Vibrant fajita vegetables, rice, and black beans come together in a single skillet for an easy savory meal.
# What You’ll Need:
→ Vegetables
01 - 1 red bell pepper, sliced
02 - 1 yellow bell pepper, sliced
03 - 1 green bell pepper, sliced
04 - 1 medium red onion, thinly sliced
05 - 2 cloves garlic, minced
06 - 1 jalapeño, deseeded and sliced (optional)
→ Rice & Beans
07 - 1 cup long-grain white rice, rinsed
08 - 1 (15 oz) can black beans, drained and rinsed
09 - 1 (14.5 oz) can diced tomatoes with juices
10 - 2 1/4 cups vegetable broth
→ Spices
11 - 1 1/2 teaspoons ground cumin
12 - 1 teaspoon smoked paprika
13 - 1 teaspoon chili powder
14 - 1/2 teaspoon ground coriander
15 - 1/2 teaspoon dried oregano
16 - 1/2 teaspoon salt, plus more to taste
17 - 1/4 teaspoon black pepper
18 - 2 tablespoons olive oil or water for oil-free cooking
→ Optional Garnishes
19 - 1/4 cup fresh cilantro, chopped
20 - 1 lime, cut into wedges
21 - Sliced avocado or vegan sour cream
# Directions:
01 - Heat a large, deep skillet over medium heat. Add olive oil or water for oil-free cooking. Add sliced onions and bell peppers, sautéing for 4 to 5 minutes until softened and lightly caramelized.

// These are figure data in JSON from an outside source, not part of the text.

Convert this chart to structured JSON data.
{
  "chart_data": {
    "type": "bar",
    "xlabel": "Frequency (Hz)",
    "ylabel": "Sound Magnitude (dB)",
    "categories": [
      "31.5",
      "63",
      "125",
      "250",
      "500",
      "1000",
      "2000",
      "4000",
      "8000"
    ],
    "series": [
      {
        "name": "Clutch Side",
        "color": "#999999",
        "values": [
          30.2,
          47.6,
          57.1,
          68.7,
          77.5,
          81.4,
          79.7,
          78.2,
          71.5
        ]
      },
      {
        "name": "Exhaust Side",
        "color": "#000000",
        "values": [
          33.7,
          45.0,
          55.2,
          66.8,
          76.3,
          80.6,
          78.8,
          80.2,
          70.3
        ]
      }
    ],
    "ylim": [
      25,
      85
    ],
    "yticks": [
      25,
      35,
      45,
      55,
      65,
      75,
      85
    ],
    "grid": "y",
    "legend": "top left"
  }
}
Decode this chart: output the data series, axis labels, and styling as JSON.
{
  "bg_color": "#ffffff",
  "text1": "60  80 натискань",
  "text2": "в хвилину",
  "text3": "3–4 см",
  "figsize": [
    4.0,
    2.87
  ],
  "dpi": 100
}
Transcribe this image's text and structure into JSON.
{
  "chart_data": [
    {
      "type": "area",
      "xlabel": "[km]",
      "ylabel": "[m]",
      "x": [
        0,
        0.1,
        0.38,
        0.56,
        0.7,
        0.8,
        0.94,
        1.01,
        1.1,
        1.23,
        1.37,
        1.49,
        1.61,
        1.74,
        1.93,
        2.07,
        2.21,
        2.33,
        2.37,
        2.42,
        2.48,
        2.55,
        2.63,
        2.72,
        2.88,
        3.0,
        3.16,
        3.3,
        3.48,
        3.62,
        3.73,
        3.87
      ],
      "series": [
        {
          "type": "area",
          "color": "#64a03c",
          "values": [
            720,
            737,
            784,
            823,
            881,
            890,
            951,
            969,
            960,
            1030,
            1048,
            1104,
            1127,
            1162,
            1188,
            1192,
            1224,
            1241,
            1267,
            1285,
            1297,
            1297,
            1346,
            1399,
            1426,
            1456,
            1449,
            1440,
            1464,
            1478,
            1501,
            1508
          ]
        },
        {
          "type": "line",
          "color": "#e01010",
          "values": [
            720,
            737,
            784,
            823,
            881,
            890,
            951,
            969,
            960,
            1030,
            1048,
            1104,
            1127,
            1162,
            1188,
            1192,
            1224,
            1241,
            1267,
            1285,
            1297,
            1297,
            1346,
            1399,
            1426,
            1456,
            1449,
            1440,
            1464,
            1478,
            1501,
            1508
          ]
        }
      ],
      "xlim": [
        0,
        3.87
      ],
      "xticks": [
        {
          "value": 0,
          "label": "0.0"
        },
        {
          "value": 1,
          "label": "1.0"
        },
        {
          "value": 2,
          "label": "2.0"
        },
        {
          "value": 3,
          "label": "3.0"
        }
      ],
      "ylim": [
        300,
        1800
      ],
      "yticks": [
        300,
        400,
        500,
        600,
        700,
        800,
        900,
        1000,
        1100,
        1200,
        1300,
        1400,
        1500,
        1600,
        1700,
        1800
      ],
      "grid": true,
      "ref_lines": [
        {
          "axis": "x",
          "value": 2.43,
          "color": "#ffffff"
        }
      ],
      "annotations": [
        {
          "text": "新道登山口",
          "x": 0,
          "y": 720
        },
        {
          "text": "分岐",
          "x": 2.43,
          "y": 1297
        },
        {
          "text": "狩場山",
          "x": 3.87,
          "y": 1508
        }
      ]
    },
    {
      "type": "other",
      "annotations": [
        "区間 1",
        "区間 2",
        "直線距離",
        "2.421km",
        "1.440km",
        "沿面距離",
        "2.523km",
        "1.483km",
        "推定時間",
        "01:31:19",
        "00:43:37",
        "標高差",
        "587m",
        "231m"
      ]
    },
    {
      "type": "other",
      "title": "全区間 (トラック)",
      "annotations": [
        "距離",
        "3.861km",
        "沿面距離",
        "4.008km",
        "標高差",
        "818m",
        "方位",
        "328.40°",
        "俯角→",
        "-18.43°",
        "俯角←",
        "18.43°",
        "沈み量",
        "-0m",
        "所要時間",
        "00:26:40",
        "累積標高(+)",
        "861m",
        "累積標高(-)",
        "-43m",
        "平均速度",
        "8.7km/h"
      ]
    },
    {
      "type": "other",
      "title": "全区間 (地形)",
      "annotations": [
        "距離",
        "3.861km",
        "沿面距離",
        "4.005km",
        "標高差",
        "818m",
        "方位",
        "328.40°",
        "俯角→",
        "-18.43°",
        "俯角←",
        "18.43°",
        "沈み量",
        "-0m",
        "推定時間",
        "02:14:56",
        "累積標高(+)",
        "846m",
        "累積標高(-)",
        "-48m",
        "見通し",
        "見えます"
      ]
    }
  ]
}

02 - Stir in minced garlic and jalapeño, cooking for 1 minute until fragrant. Add cumin, smoked paprika, chili powder, coriander, oregano, salt, and pepper, stirring to coat vegetables evenly with spices.
03 - Add rinsed rice, drained black beans, diced tomatoes with juices, and vegetable broth to the skillet. Stir until well combined.
04 - Bring the mixture to a boil, then reduce heat to low. Cover and simmer for 18 to 20 minutes for white rice until rice is tender and liquid is completely absorbed.
05 - Remove from heat and let sit, covered, for 5 minutes. Fluff with a fork and taste for seasoning adjustments.
06 - Transfer to serving bowls and garnish with fresh cilantro, lime wedges, and avocado or vegan sour cream if desired. Serve immediately.